Is the energy efficiency of electric motors a concern for users and specifiers of this equipment?

Absolutely, especially for applications with prolonged use of the motors and even more so if they are high-powered. In these types of applications, the purchase cost of the motor represents a minimal fraction (sometimes less than 10%) compared to the cost of the electricity that they demand during their operation. In these cases, it is convenient to carry out a technical-economic analysis to evaluate the replacement of “low efficiency” motors for more efficient ones. In many cases the investment is recovered in a few years.


Is it necessary to implement a subsidy for replacement by more efficient models?

I don’t think it should be a government priority to generate subsidies along these lines; there are many more critical issues to address with the Budget, which is always limited. However, it would be interesting to have more financing alternatives that promote energy efficiency projects of this type. As I mentioned earlier, in many cases the cost of replacing with a more efficient motor is paid for in a few years.

It should also be noted that manufacturers are increasingly improving their products as they also reduce their cost thanks to the application of state-of-the-art technology in their production chains. What’s more, some manufacturers don’t even produce IE1 motors anymore.


The working principle and technology behind electric motors are almost 150 years old. Is there news?

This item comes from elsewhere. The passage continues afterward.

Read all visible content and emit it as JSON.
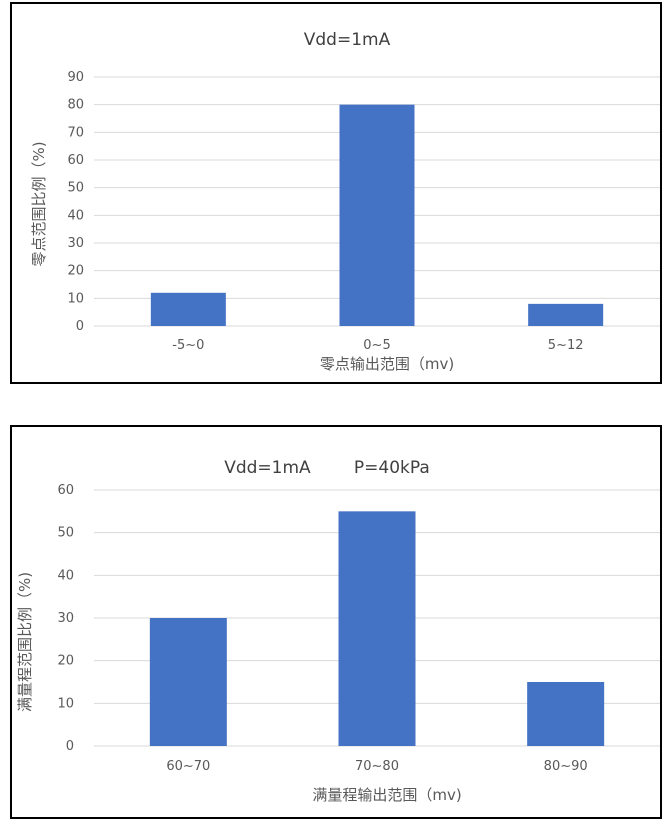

Indeed, the principle of operation of the aforementioned motors remains the same as the one they had since the “battle of the currents”. The improvements have come from the hand of an optimized design where the manufacturing technology has allowed to increase the efficiencies. Along these lines, there is already talk of the incorporation of the IE5 category.

In terms of novel operating principles, there is unfortunately not much. What we can say is that motors have been designed in novel configurations, such as axial flux motors, which allow the width of the motor shaft to be reduced and are used, for example, in electric scooters or other electric vehicles, attached to the same wheels.


Finally, what recommendations would you make when choosing a low voltage electric motor?

I recommend not choosing simply based on the initial purchase cost, but making a technical-economic evaluation that considers the energy (and its cost) that the motor will consume over the duration of the project. In applications that consume a lot of energy, it will be very possible that what is appropriate is to install a very high performance motor (IE3 or IE4).